A systematic review and meta-analysis has found that antibiotic stewardship programs (ASPs) across the globe are associated with significant reductions in antibiotic prescriptions and consumption rates, researchers reported today in JAMA Network Open.
The paper, which analyzed 52 studies that included more than 1.7 million patients, found that ASPs in hospital and non-hospital settings were associated with a 10% reduction in antibiotic prescriptions and 28% reduction in the antibiotic consumption rate, with reductions observed across all antibiotic classes. ASPs were also linked to reduced antibiotic prescribing in pediatric hospitals and less use of antibiotics with high resistance potential.
Review included 12 studies in LMICs
With the emergence of antibiotic resistance as a major public health concern, ASPs have become an increasingly essential element of healthcare delivery over the last two decades, particularly hospitals in high-income countries (HICs). Using a variety of strategies, these programs aim to optimize the use of antibiotics, delay the emergence of antibiotic resistance, and ensure patient safety.
While many studies have evaluated the impact of ASP interventions on antibiotic use and patient outcomes, much of the research has been confined to specific hospitals or healthcare systems in high-income settings, with researchers comparing antibiotic use before and after ASP implementation. Such studies largely indicate that ASPs are associated with reduced antibiotic prescribing and consumption.
To get a more comprehensive sense of how ASPs affect antibiotic consumption in different healthcare settings around the world, and how they affect the use of different antibiotic classes, a team lead by researchers with the Swiss Tropical and Public Health Institute reviewed 109 studies that measured the association between ASPs and antibiotic consumption published from 2010 to 2020. Fifty-two studies with 1,794,889 participants were included in the meta-analysis.
The ASPs covered in the studies contained a variety of components, most commonly training and guidelines for healthcare workers, decision support tools (ie, electronic or paper-based treatment algorithms), active restrictions on antibiotic use, prospective audit and feedback of clinician prescribing, and pharmacy-based interventions. The main outcomes of the meta-analysis were the change in antibiotic prescriptions and the rate of antibiotic consumption (measured in defined daily doses per 1,000 patient-days) after the ASPs were implemented.
Of the 52 studies, 40 were conducted in healthcare settings in HICs and 12 in low- and middle-income countries (LMICs). Most studies were conducted in tertiary hospitals (32), followed by primary care sites (11), general practitioner medical practices (3), intensive care units (3), and nursing homes (3).
Prescriptions down 10%, consumption 28%
Based on 17 estimates, implementing ASPs was associated with a 10% (95% confidence interval [CI], 4% to 15%) decrease in antibiotic prescriptions. Pooled analysis of 34 studies suggested that ASPs were associated, on average, with a 28% reduction in antibiotic consumption (rate ratio [RR], 0.72; 95% CI, 0.56 to 0.94). Among healthcare settings, the largest reductions in antibiotic prescriptions were observed in pediatric settings (21%; 95% CI, 5% to 36%).
Stratifying the results by antibiotic class suggested large reductions in consumption of fluoroquinolones (42%), penicillin and beta-lactam inhibitor combinations (39%), carbapenems (31%), macrolides (26%), and cephalosporins (15%). The authors note, however, that these reductions are considered statistically nonsignificant because of the small number of studies.
When the researchers stratified the results using the World Health Organization's AWaRE (Access, Watch, and Reserve) classification system, they found a 28% reduction (RR, 0.72; 95% CI, 0.56 to 0.92) in the consumption of Watch antibiotics, which are broader-spectrum antibiotics not recommended for routine use because of their potential to select for resistance.

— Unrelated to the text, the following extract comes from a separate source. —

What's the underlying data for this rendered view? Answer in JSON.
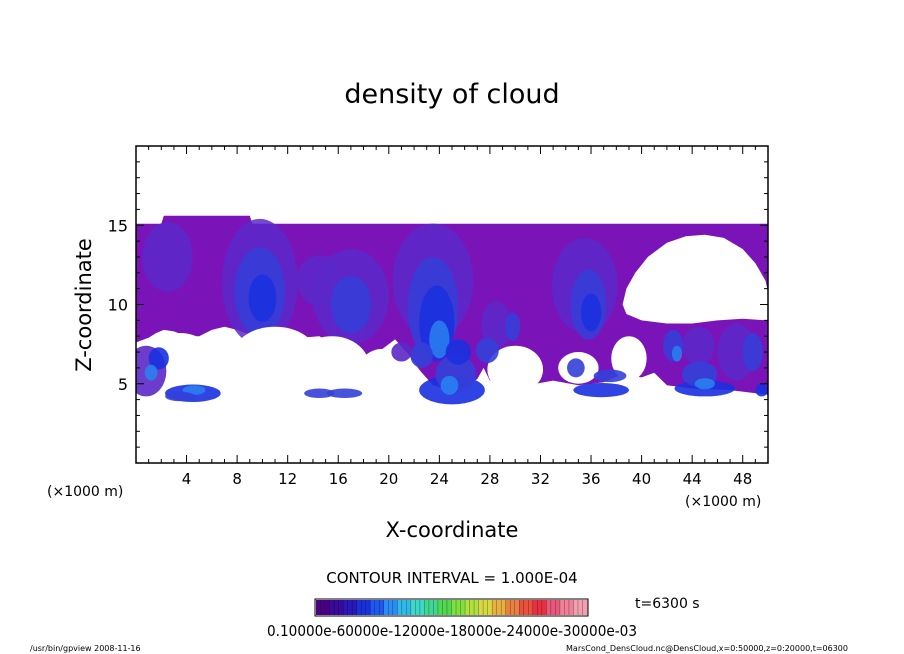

"In light of concerning increased use of Watch antibiotics globally, this is good news, as it suggests that protecting these drugs through appropriate ASPs is possible," the authors wrote.

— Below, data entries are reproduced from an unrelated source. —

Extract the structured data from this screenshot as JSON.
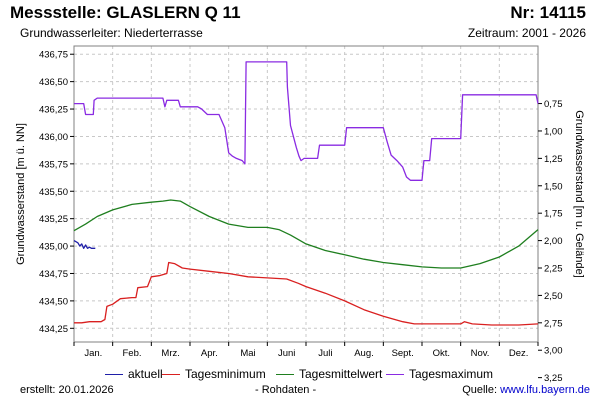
{
  "header": {
    "title": "Messstelle: GLASLERN Q 11",
    "station_no": "Nr: 14115",
    "aquifer": "Grundwasserleiter:   Niederterrasse",
    "period": "Zeitraum: 2001 - 2026"
  },
  "footer": {
    "created": "erstellt:  20.01.2026",
    "raw": "- Rohdaten -",
    "source_label": "Quelle: ",
    "source_link": "www.lfu.bayern.de"
  },
  "colors": {
    "aktuell": "#1f1fa8",
    "min": "#d92020",
    "mean": "#1f7f1f",
    "max": "#8a2be2",
    "grid": "#c8c8c8"
  },
  "chart_data": {
    "type": "line",
    "x_unit": "month of year (1 = 1 Jan)",
    "xlim": [
      1,
      13
    ],
    "xticks": [
      {
        "x": 1.5,
        "label": "Jan."
      },
      {
        "x": 2.5,
        "label": "Feb."
      },
      {
        "x": 3.5,
        "label": "Mrz."
      },
      {
        "x": 4.5,
        "label": "Apr."
      },
      {
        "x": 5.5,
        "label": "Mai"
      },
      {
        "x": 6.5,
        "label": "Juni"
      },
      {
        "x": 7.5,
        "label": "Juli"
      },
      {
        "x": 8.5,
        "label": "Aug."
      },
      {
        "x": 9.5,
        "label": "Sept."
      },
      {
        "x": 10.5,
        "label": "Okt."
      },
      {
        "x": 11.5,
        "label": "Nov."
      },
      {
        "x": 12.5,
        "label": "Dez."
      }
    ],
    "ylabel_left": "Grundwasserstand [m ü. NN]",
    "ylabel_right": "Grundwasserstand [m u. Gelände]",
    "ylim": [
      434.125,
      436.825
    ],
    "yticks_left": [
      "434,25",
      "434,50",
      "434,75",
      "435,00",
      "435,25",
      "435,50",
      "435,75",
      "436,00",
      "436,25",
      "436,50",
      "436,75"
    ],
    "yticks_right": [
      "0,75",
      "1,00",
      "1,25",
      "1,50",
      "1,75",
      "2,00",
      "2,25",
      "2,50",
      "2,75",
      "3,00",
      "3,25"
    ],
    "right_axis_offset": 437.05,
    "grid": true,
    "legend_position": "bottom",
    "series": [
      {
        "name": "aktuell",
        "key": "aktuell",
        "values": [
          [
            1.0,
            435.05
          ],
          [
            1.1,
            435.03
          ],
          [
            1.15,
            435.0
          ],
          [
            1.2,
            435.02
          ],
          [
            1.25,
            434.98
          ],
          [
            1.3,
            435.01
          ],
          [
            1.35,
            434.98
          ],
          [
            1.4,
            434.99
          ],
          [
            1.45,
            434.98
          ],
          [
            1.55,
            434.98
          ]
        ]
      },
      {
        "name": "Tagesminimum",
        "key": "min",
        "values": [
          [
            1.0,
            434.3
          ],
          [
            1.2,
            434.3
          ],
          [
            1.4,
            434.31
          ],
          [
            1.7,
            434.31
          ],
          [
            1.8,
            434.33
          ],
          [
            1.85,
            434.45
          ],
          [
            2.0,
            434.47
          ],
          [
            2.2,
            434.52
          ],
          [
            2.5,
            434.53
          ],
          [
            2.6,
            434.53
          ],
          [
            2.65,
            434.62
          ],
          [
            2.9,
            434.63
          ],
          [
            3.0,
            434.72
          ],
          [
            3.2,
            434.73
          ],
          [
            3.4,
            434.75
          ],
          [
            3.45,
            434.85
          ],
          [
            3.6,
            434.84
          ],
          [
            3.8,
            434.8
          ],
          [
            4.0,
            434.79
          ],
          [
            4.5,
            434.77
          ],
          [
            5.0,
            434.75
          ],
          [
            5.5,
            434.72
          ],
          [
            6.0,
            434.71
          ],
          [
            6.5,
            434.7
          ],
          [
            6.8,
            434.66
          ],
          [
            7.0,
            434.63
          ],
          [
            7.5,
            434.57
          ],
          [
            8.0,
            434.5
          ],
          [
            8.5,
            434.42
          ],
          [
            9.0,
            434.36
          ],
          [
            9.5,
            434.31
          ],
          [
            9.8,
            434.29
          ],
          [
            10.5,
            434.29
          ],
          [
            11.0,
            434.29
          ],
          [
            11.1,
            434.31
          ],
          [
            11.3,
            434.29
          ],
          [
            11.8,
            434.28
          ],
          [
            12.5,
            434.28
          ],
          [
            13.0,
            434.29
          ]
        ]
      },
      {
        "name": "Tagesmittelwert",
        "key": "mean",
        "values": [
          [
            1.0,
            435.14
          ],
          [
            1.3,
            435.2
          ],
          [
            1.6,
            435.27
          ],
          [
            2.0,
            435.33
          ],
          [
            2.5,
            435.38
          ],
          [
            3.0,
            435.4
          ],
          [
            3.3,
            435.41
          ],
          [
            3.5,
            435.42
          ],
          [
            3.75,
            435.41
          ],
          [
            4.0,
            435.36
          ],
          [
            4.5,
            435.27
          ],
          [
            5.0,
            435.2
          ],
          [
            5.5,
            435.17
          ],
          [
            6.0,
            435.17
          ],
          [
            6.3,
            435.15
          ],
          [
            6.6,
            435.1
          ],
          [
            7.0,
            435.02
          ],
          [
            7.5,
            434.96
          ],
          [
            8.0,
            434.92
          ],
          [
            8.5,
            434.88
          ],
          [
            9.0,
            434.85
          ],
          [
            9.5,
            434.83
          ],
          [
            10.0,
            434.81
          ],
          [
            10.5,
            434.8
          ],
          [
            11.0,
            434.8
          ],
          [
            11.5,
            434.84
          ],
          [
            12.0,
            434.9
          ],
          [
            12.5,
            435.0
          ],
          [
            13.0,
            435.15
          ]
        ]
      },
      {
        "name": "Tagesmaximum",
        "key": "max",
        "values": [
          [
            1.0,
            436.3
          ],
          [
            1.25,
            436.3
          ],
          [
            1.3,
            436.2
          ],
          [
            1.5,
            436.2
          ],
          [
            1.52,
            436.33
          ],
          [
            1.6,
            436.35
          ],
          [
            2.5,
            436.35
          ],
          [
            3.3,
            436.35
          ],
          [
            3.35,
            436.27
          ],
          [
            3.4,
            436.33
          ],
          [
            3.7,
            436.33
          ],
          [
            3.75,
            436.27
          ],
          [
            4.2,
            436.27
          ],
          [
            4.3,
            436.25
          ],
          [
            4.45,
            436.2
          ],
          [
            4.75,
            436.2
          ],
          [
            4.9,
            436.08
          ],
          [
            5.0,
            435.85
          ],
          [
            5.1,
            435.82
          ],
          [
            5.2,
            435.8
          ],
          [
            5.35,
            435.78
          ],
          [
            5.42,
            435.75
          ],
          [
            5.45,
            436.68
          ],
          [
            6.5,
            436.68
          ],
          [
            6.52,
            436.45
          ],
          [
            6.6,
            436.1
          ],
          [
            6.75,
            435.9
          ],
          [
            6.82,
            435.82
          ],
          [
            6.87,
            435.78
          ],
          [
            6.95,
            435.8
          ],
          [
            7.3,
            435.8
          ],
          [
            7.35,
            435.92
          ],
          [
            8.0,
            435.92
          ],
          [
            8.05,
            436.08
          ],
          [
            9.0,
            436.08
          ],
          [
            9.1,
            435.95
          ],
          [
            9.2,
            435.83
          ],
          [
            9.35,
            435.78
          ],
          [
            9.5,
            435.72
          ],
          [
            9.6,
            435.63
          ],
          [
            9.7,
            435.6
          ],
          [
            10.0,
            435.6
          ],
          [
            10.05,
            435.78
          ],
          [
            10.2,
            435.78
          ],
          [
            10.25,
            435.98
          ],
          [
            11.0,
            435.98
          ],
          [
            11.05,
            436.38
          ],
          [
            12.95,
            436.38
          ],
          [
            13.0,
            436.3
          ]
        ]
      }
    ]
  },
  "legend": [
    {
      "key": "aktuell",
      "label": "aktuell"
    },
    {
      "key": "min",
      "label": "Tagesminimum"
    },
    {
      "key": "mean",
      "label": "Tagesmittelwert"
    },
    {
      "key": "max",
      "label": "Tagesmaximum"
    }
  ]
}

The only individual ASP component associated with reduced antibiotic prescriptions was decision support systems (16%; 95% CI, 2% to 30%).
Stewardship in low-income settings
Another notable finding in the study came when the researchers stratified the results by income setting. In high-income settings, ASPs were associated with a 6% (95% CI, 2% to 9%) reduction in antibiotic prescriptions, compared with a 30% (95% CI, 10% to 50%) reduction in LMICs.

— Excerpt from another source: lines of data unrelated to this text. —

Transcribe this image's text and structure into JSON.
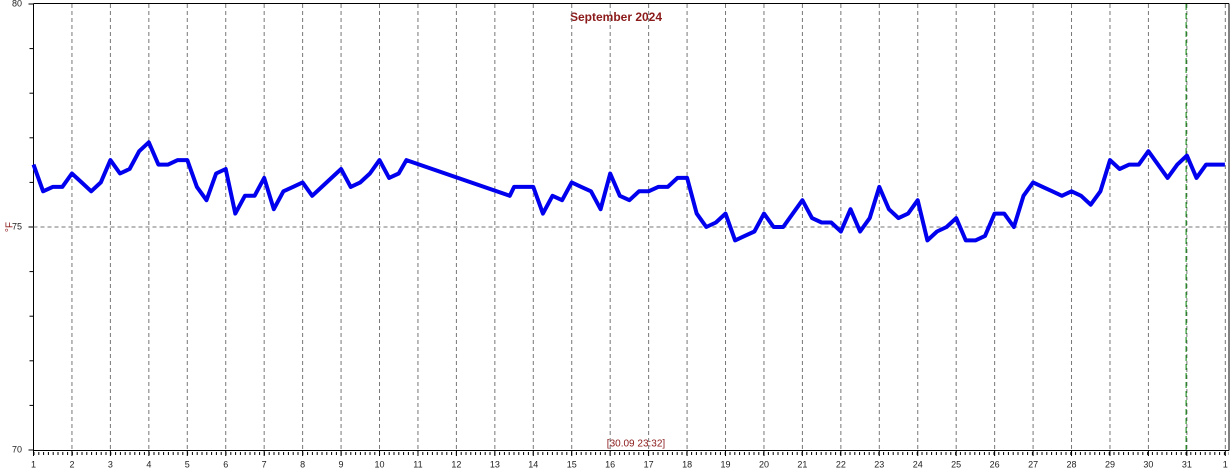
{
  "chart_data": {
    "type": "line",
    "title": "September 2024",
    "ylabel": "°F",
    "cursor_label": "[30.09 23:32]",
    "cursor_x": 30.98,
    "cursor_color": "#008000",
    "xlim": [
      1,
      32.07
    ],
    "ylim": [
      70,
      80
    ],
    "xticks": [
      1,
      2,
      3,
      4,
      5,
      6,
      7,
      8,
      9,
      10,
      11,
      12,
      13,
      14,
      15,
      16,
      17,
      18,
      19,
      20,
      21,
      22,
      23,
      24,
      25,
      26,
      27,
      28,
      29,
      30,
      31,
      {
        "value": 32,
        "label": "1"
      }
    ],
    "yticks": [
      70,
      75,
      80
    ],
    "yminorticks": [
      71,
      72,
      73,
      74,
      76,
      77,
      78,
      79
    ],
    "grid": true,
    "series": [
      {
        "color": "#0000ee",
        "x": [
          1.0,
          1.25,
          1.5,
          1.75,
          2.0,
          2.25,
          2.5,
          2.75,
          3.0,
          3.25,
          3.5,
          3.75,
          4.0,
          4.25,
          4.5,
          4.75,
          5.0,
          5.25,
          5.5,
          5.75,
          6.0,
          6.25,
          6.5,
          6.75,
          7.0,
          7.25,
          7.5,
          7.75,
          8.0,
          8.25,
          8.5,
          8.75,
          9.0,
          9.25,
          9.5,
          9.75,
          10.0,
          10.25,
          10.5,
          10.7,
          13.39,
          13.5,
          13.75,
          14.0,
          14.25,
          14.5,
          14.75,
          15.0,
          15.25,
          15.5,
          15.75,
          16.0,
          16.25,
          16.5,
          16.75,
          17.0,
          17.25,
          17.5,
          17.75,
          18.0,
          18.25,
          18.5,
          18.75,
          19.0,
          19.25,
          19.5,
          19.75,
          20.0,
          20.25,
          20.5,
          20.75,
          21.0,
          21.25,
          21.5,
          21.75,
          22.0,
          22.25,
          22.5,
          22.75,
          23.0,
          23.25,
          23.5,
          23.75,
          24.0,
          24.25,
          24.5,
          24.75,
          25.0,
          25.25,
          25.5,
          25.75,
          26.0,
          26.25,
          26.5,
          26.75,
          27.0,
          27.25,
          27.5,
          27.75,
          28.0,
          28.25,
          28.5,
          28.75,
          29.0,
          29.25,
          29.5,
          29.75,
          30.0,
          30.25,
          30.5,
          30.75,
          31.0,
          31.25,
          31.5,
          31.75,
          31.99
        ],
        "values": [
          76.4,
          75.8,
          75.9,
          75.9,
          76.2,
          76.0,
          75.8,
          76.0,
          76.5,
          76.2,
          76.3,
          76.7,
          76.9,
          76.4,
          76.4,
          76.5,
          76.5,
          75.9,
          75.6,
          76.2,
          76.3,
          75.3,
          75.7,
          75.7,
          76.1,
          75.4,
          75.8,
          75.9,
          76.0,
          75.7,
          75.9,
          76.1,
          76.3,
          75.9,
          76.0,
          76.2,
          76.5,
          76.1,
          76.2,
          76.5,
          75.7,
          75.9,
          75.9,
          75.9,
          75.3,
          75.7,
          75.6,
          76.0,
          75.9,
          75.8,
          75.4,
          76.2,
          75.7,
          75.6,
          75.8,
          75.8,
          75.9,
          75.9,
          76.1,
          76.1,
          75.3,
          75.0,
          75.1,
          75.3,
          74.7,
          74.8,
          74.9,
          75.3,
          75.0,
          75.0,
          75.3,
          75.6,
          75.2,
          75.1,
          75.1,
          74.9,
          75.4,
          74.9,
          75.2,
          75.9,
          75.4,
          75.2,
          75.3,
          75.6,
          74.7,
          74.9,
          75.0,
          75.2,
          74.7,
          74.7,
          74.8,
          75.3,
          75.3,
          75.0,
          75.7,
          76.0,
          75.9,
          75.8,
          75.7,
          75.8,
          75.7,
          75.5,
          75.8,
          76.5,
          76.3,
          76.4,
          76.4,
          76.7,
          76.4,
          76.1,
          76.4,
          76.6,
          76.1,
          76.4,
          76.4,
          76.4
        ]
      }
    ]
  }
}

But the authors caution that only four of the studies that measured prescribing before and after ASP implementation were conducted in LMICs (three in China and one in Iran).
"While ASPs were associated with relatively large reductions in prescriptions in LMICs, this must be interpreted with caution due to the small number of studies currently available from LMICs," they wrote. "Uncertainty still remains about the outcomes of ASP in resource-limited settings."
They add that, because of all the challenges of implementing stewardship programs in low-resource settings, including limited availability and access to antibiotics and diagnostics and weak adherence to treatment, further research is needed on how best implement ASPs in LMICs without sacrificing patient care.